There was a time when I had no interest in being challenged. Whether from laziness or insecurity or a general malaise, the bare minimum was my life philosophy. I attempted college a few times but even with my favorite subjects, I became uncomfortable and disinterested the moment the professor took us beyond my general knowledge. It was just such a drag to memorize facts, do homework, and actively engage in learning - to be reminded that I didn't know everything. You see, I was burdened with that self-involved youthful pomposity, that "I know everything" attitude that so often defines the teen years and early twenties - that is until the cold hard truth of life comes crashing down on the arrogant fantasy like a meteor crashing through the protective dome of a bustling Martian colony - I suppose.
Here’s the thing. The bare minimum works for a while. In my twenties, it allowed me to have a great deal of fun. It allowed me to be the wild card, the nut, the free-spirit. If you needed someone to ditch work and accompany you to a Smashing Pumpkins/Garbage concert, I was your boy! There was a period - let’s call it an era - when I spent each and every night out at a bar or club or party. I knew everybody and everybody knew me. It was fun. It was comfortable. It’s as if every night was just a big plate of macaroni & cheese.
Eventually, the bare minimum begins to wear on the body, mind, and spirit - particularly the spirit. You see, the bare minimum basically amounts to comfort. People love comfort - I know I do - but comfort’s only benefit is a momentary enjoyment. That big plate of macaroni & cheese tastes great and feels so good while we’re eating it, but not only does it lack much nutritional value, it also causes eventual negative consequences - weight gain, poor digestion…. Maybe bad breath - I don’t know - I’m no doctor, because that would have involved challenging myself.
By my late thirties, my bare minimum lifestyle had left me heavy, unhealthy, poorly educated, and severely insecure. I had nothing to show for my life, save for some wild stories of youthful nonsense. I lacked education, because I had shirked school. I lacked social skills, because I had dodged arguments and debates. I lacked the physique I desired because it was easier to just sit around and watch TV. I lacked good health, because fast food was easier and tasted better than healthier options. I lacked opportunities, because instead of writing screenplays and honing my filmmaking skills, I preferred to merely dream about the results of such a career.

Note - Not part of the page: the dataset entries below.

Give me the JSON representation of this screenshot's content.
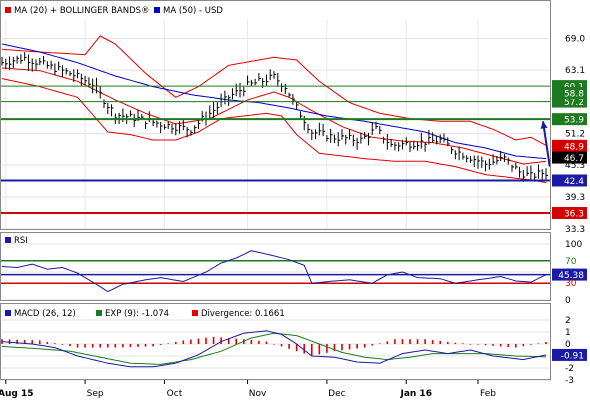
{
  "chart_data": [
    {
      "type": "line",
      "panel": "price",
      "legend": [
        {
          "name": "MA (20) + BOLLINGER BANDS®",
          "color": "#e00000"
        },
        {
          "name": "MA (50) - USD",
          "color": "#0000cc"
        }
      ],
      "ylim": [
        33.3,
        72.5
      ],
      "y_ticks": [
        "69.0",
        "63.1",
        "57.2",
        "51.2",
        "45.3",
        "39.3",
        "33.3"
      ],
      "x_ticks": [
        "Aug 15",
        "Sep",
        "Oct",
        "Nov",
        "Dec",
        "Jan 16",
        "Feb"
      ],
      "x_tick_positions": [
        1,
        22,
        43,
        65,
        86,
        107,
        126
      ],
      "n_bars": 145,
      "grid": true,
      "price": [
        [
          0,
          64.5
        ],
        [
          6,
          65.4
        ],
        [
          12,
          63.9
        ],
        [
          18,
          62.5
        ],
        [
          24,
          60.5
        ],
        [
          28,
          56.5
        ],
        [
          30,
          54.8
        ],
        [
          36,
          54.0
        ],
        [
          42,
          53.0
        ],
        [
          50,
          52.0
        ],
        [
          55,
          55.0
        ],
        [
          60,
          58.0
        ],
        [
          65,
          60.2
        ],
        [
          72,
          61.8
        ],
        [
          75,
          60.0
        ],
        [
          78,
          56.0
        ],
        [
          82,
          51.5
        ],
        [
          88,
          50.5
        ],
        [
          95,
          50.0
        ],
        [
          99,
          52.0
        ],
        [
          103,
          49.0
        ],
        [
          110,
          49.5
        ],
        [
          116,
          50.0
        ],
        [
          120,
          48.0
        ],
        [
          128,
          45.5
        ],
        [
          133,
          46.5
        ],
        [
          137,
          44.0
        ],
        [
          140,
          43.2
        ],
        [
          143,
          43.8
        ]
      ],
      "ma20": [
        [
          0,
          63.5
        ],
        [
          10,
          63.0
        ],
        [
          20,
          61.0
        ],
        [
          30,
          57.5
        ],
        [
          38,
          55.0
        ],
        [
          46,
          53.0
        ],
        [
          55,
          54.0
        ],
        [
          65,
          57.5
        ],
        [
          72,
          59.0
        ],
        [
          76,
          58.0
        ],
        [
          82,
          55.5
        ],
        [
          90,
          52.5
        ],
        [
          98,
          50.5
        ],
        [
          106,
          49.8
        ],
        [
          114,
          49.5
        ],
        [
          122,
          48.5
        ],
        [
          130,
          47.0
        ],
        [
          138,
          45.5
        ],
        [
          144,
          46.0
        ]
      ],
      "bb_upper": [
        [
          0,
          67.0
        ],
        [
          10,
          66.5
        ],
        [
          22,
          66.0
        ],
        [
          26,
          69.5
        ],
        [
          30,
          68.0
        ],
        [
          38,
          62.5
        ],
        [
          46,
          58.0
        ],
        [
          52,
          60.0
        ],
        [
          60,
          64.0
        ],
        [
          72,
          65.5
        ],
        [
          78,
          65.0
        ],
        [
          84,
          61.0
        ],
        [
          92,
          57.0
        ],
        [
          100,
          55.0
        ],
        [
          108,
          54.0
        ],
        [
          116,
          53.5
        ],
        [
          124,
          53.5
        ],
        [
          130,
          52.0
        ],
        [
          136,
          50.0
        ],
        [
          140,
          50.5
        ],
        [
          144,
          49.0
        ]
      ],
      "bb_lower": [
        [
          0,
          61.5
        ],
        [
          10,
          60.0
        ],
        [
          20,
          58.0
        ],
        [
          28,
          51.5
        ],
        [
          34,
          51.0
        ],
        [
          40,
          50.0
        ],
        [
          46,
          50.0
        ],
        [
          52,
          51.5
        ],
        [
          58,
          54.0
        ],
        [
          64,
          54.5
        ],
        [
          70,
          55.0
        ],
        [
          74,
          54.5
        ],
        [
          78,
          51.0
        ],
        [
          84,
          47.5
        ],
        [
          90,
          47.0
        ],
        [
          96,
          46.5
        ],
        [
          104,
          46.0
        ],
        [
          112,
          46.0
        ],
        [
          120,
          45.0
        ],
        [
          128,
          43.5
        ],
        [
          134,
          43.0
        ],
        [
          140,
          42.5
        ],
        [
          144,
          42.0
        ]
      ],
      "ma50": [
        [
          0,
          68.0
        ],
        [
          10,
          66.5
        ],
        [
          20,
          64.5
        ],
        [
          30,
          62.0
        ],
        [
          40,
          60.0
        ],
        [
          50,
          58.5
        ],
        [
          60,
          57.5
        ],
        [
          68,
          57.0
        ],
        [
          76,
          56.0
        ],
        [
          86,
          54.5
        ],
        [
          96,
          53.5
        ],
        [
          104,
          52.5
        ],
        [
          112,
          51.5
        ],
        [
          120,
          49.5
        ],
        [
          128,
          48.5
        ],
        [
          136,
          47.0
        ],
        [
          144,
          46.5
        ]
      ],
      "h_lines": [
        {
          "value": 60.1,
          "label": "60.1",
          "color": "#1e7a1e"
        },
        {
          "value": 57.2,
          "label": "57.2",
          "color": "#1e7a1e"
        },
        {
          "value": 53.9,
          "label": "53.9",
          "color": "#1e7a1e"
        },
        {
          "value": 42.4,
          "label": "42.4",
          "color": "#1a1aa6"
        },
        {
          "value": 36.3,
          "label": "36.3",
          "color": "#d20000"
        }
      ],
      "value_tags": [
        {
          "value": 58.8,
          "label": "58.8",
          "color": "#1e7a1e"
        },
        {
          "value": 48.9,
          "label": "48.9",
          "color": "#d20000"
        },
        {
          "value": 46.7,
          "label": "46.7",
          "color": "#000000"
        }
      ],
      "arrow": {
        "from": [
          145,
          45.0
        ],
        "to": [
          154,
          53.5
        ]
      }
    },
    {
      "type": "line",
      "panel": "rsi",
      "legend": [
        {
          "name": "RSI",
          "color": "#1a1aa6"
        }
      ],
      "ylim": [
        0,
        100
      ],
      "y_ticks": [
        "100",
        "50",
        "0"
      ],
      "h_lines": [
        {
          "value": 70,
          "label": "70",
          "color": "#1e7a1e"
        },
        {
          "value": 45.38,
          "label": "45.38",
          "color": "#1a1aa6"
        },
        {
          "value": 30,
          "label": "30",
          "color": "#d20000"
        }
      ],
      "series": [
        [
          0,
          60
        ],
        [
          4,
          58
        ],
        [
          8,
          64
        ],
        [
          12,
          55
        ],
        [
          16,
          58
        ],
        [
          20,
          48
        ],
        [
          25,
          28
        ],
        [
          28,
          15
        ],
        [
          32,
          28
        ],
        [
          38,
          36
        ],
        [
          42,
          40
        ],
        [
          48,
          33
        ],
        [
          54,
          50
        ],
        [
          58,
          66
        ],
        [
          62,
          75
        ],
        [
          66,
          88
        ],
        [
          70,
          82
        ],
        [
          76,
          72
        ],
        [
          80,
          62
        ],
        [
          82,
          30
        ],
        [
          88,
          34
        ],
        [
          92,
          36
        ],
        [
          98,
          30
        ],
        [
          102,
          45
        ],
        [
          106,
          50
        ],
        [
          110,
          40
        ],
        [
          116,
          38
        ],
        [
          120,
          30
        ],
        [
          126,
          36
        ],
        [
          132,
          42
        ],
        [
          136,
          34
        ],
        [
          140,
          32
        ],
        [
          144,
          45
        ]
      ]
    },
    {
      "type": "line",
      "panel": "macd",
      "legend": [
        {
          "name": "MACD (26, 12)",
          "color": "#1a1aa6"
        },
        {
          "name": "EXP (9): -1.074",
          "color": "#1e7a1e"
        },
        {
          "name": "Divergence: 0.1661",
          "color": "#e00000"
        }
      ],
      "ylim": [
        -3,
        2
      ],
      "y_ticks": [
        "2",
        "1",
        "0",
        "-1",
        "-2",
        "-3"
      ],
      "value_tags": [
        {
          "value": -0.91,
          "label": "-0.91",
          "color": "#1a1aa6"
        }
      ],
      "macd": [
        [
          0,
          0.2
        ],
        [
          8,
          0.0
        ],
        [
          14,
          -0.3
        ],
        [
          20,
          -1.0
        ],
        [
          28,
          -1.6
        ],
        [
          34,
          -1.9
        ],
        [
          40,
          -1.9
        ],
        [
          46,
          -1.6
        ],
        [
          52,
          -0.9
        ],
        [
          58,
          0.2
        ],
        [
          64,
          0.9
        ],
        [
          70,
          1.1
        ],
        [
          74,
          0.8
        ],
        [
          78,
          0.0
        ],
        [
          82,
          -1.0
        ],
        [
          88,
          -1.1
        ],
        [
          94,
          -1.5
        ],
        [
          100,
          -1.6
        ],
        [
          106,
          -0.8
        ],
        [
          112,
          -0.5
        ],
        [
          118,
          -0.8
        ],
        [
          124,
          -0.5
        ],
        [
          130,
          -1.0
        ],
        [
          138,
          -1.3
        ],
        [
          144,
          -0.91
        ]
      ],
      "signal": [
        [
          0,
          -0.2
        ],
        [
          10,
          -0.4
        ],
        [
          18,
          -0.6
        ],
        [
          26,
          -1.1
        ],
        [
          34,
          -1.6
        ],
        [
          42,
          -1.7
        ],
        [
          50,
          -1.3
        ],
        [
          58,
          -0.6
        ],
        [
          66,
          0.5
        ],
        [
          72,
          0.9
        ],
        [
          78,
          0.7
        ],
        [
          84,
          0.0
        ],
        [
          90,
          -0.7
        ],
        [
          96,
          -1.1
        ],
        [
          102,
          -1.3
        ],
        [
          108,
          -1.1
        ],
        [
          114,
          -0.8
        ],
        [
          120,
          -0.8
        ],
        [
          128,
          -0.8
        ],
        [
          136,
          -1.0
        ],
        [
          144,
          -1.07
        ]
      ],
      "divergence": [
        [
          0,
          0.4
        ],
        [
          10,
          0.3
        ],
        [
          20,
          -0.3
        ],
        [
          30,
          -0.3
        ],
        [
          40,
          -0.2
        ],
        [
          48,
          0.3
        ],
        [
          56,
          0.6
        ],
        [
          64,
          0.4
        ],
        [
          70,
          0.2
        ],
        [
          76,
          -0.4
        ],
        [
          82,
          -1.0
        ],
        [
          88,
          -0.6
        ],
        [
          96,
          -0.3
        ],
        [
          104,
          0.4
        ],
        [
          112,
          0.4
        ],
        [
          120,
          0.1
        ],
        [
          128,
          -0.1
        ],
        [
          136,
          -0.3
        ],
        [
          144,
          0.17
        ]
      ]
    }
  ]
}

When my relationship of eleven years was finally put to death, I was forced to reevaluate some things - particularly my bare minimum philosophy. As I scrolled through the new dating world of Grindr, I realized I would never have a chance with the hot successful guys out there unless I too was hot and successful. There’s an irony to being an overweight loser wondering why hot successful guys won’t look at me. We all know people who do this — they only want fit, trim, intelligent, and successful people, but can’t imagine why all those fit, trim, intelligent, and successful people don’t want them - even though they haven’t done anything to better themselves - to make themselves healthy or successful. Present to them someone similar to themselves and they balk at the idea. “Gross,” they say, “he’s fat,” as they double fist Twinkies into their mouth. “Ew,” they say, “she’s a waitress,” as they put on their black polo shirt and head to work at the hotel.
That’s when my philosophy changed. That’s when I turned my slightly overweight back on the bare minimum and began challenging myself. I’d take the stairs instead of the elevator. I’d sit down and write instead of playing on facebook. I'd pull up a YouTube tutorial if I hit a wall with Photoshop. I'd keep taking bad photos until I understood how to take good photos. I’d eat greens instead of pasta. I'd meditate when I could be napping. Every day, it became easier. Of course, I failed from time to time, actually a lot. Of course, I backslid some, actually a lot. My challenge is not to be perfect - it’s merely to try to be better than I was - to be better than the bare minimum.
Now, I’m back in college - finally in film school, which is all I ever wanted to do. A little over a year into it and I’m a straight A student - consistently on the Dean’s List. I’ve made some great friends - and with those friends, I’ve made some challenging movies that pushed me beyond my initial skill level.
Today, I was reminded of how far I’ve come. It was my second day of one of my new classes - a film history class. The teacher is balls-to-the-walls tough. She is not accepting anything less than perfection. Every assignment has to be essay form, MLA format. If anything is wrong, she gives it back and takes off points for it being late. I’m a wreck, worried about not giving her what she wants, worried about ruining my straight-A record. Thumbing through the syllabus, I see topics I know nothing about. This class will be a wholly new experience. It’s going to challenge my intelligence, my writing skills, and my ability to absorb new information. I readily accept that challenge, because I know that when the class is over, I will be a better person for going the extra step, for going beyond the bare minimum.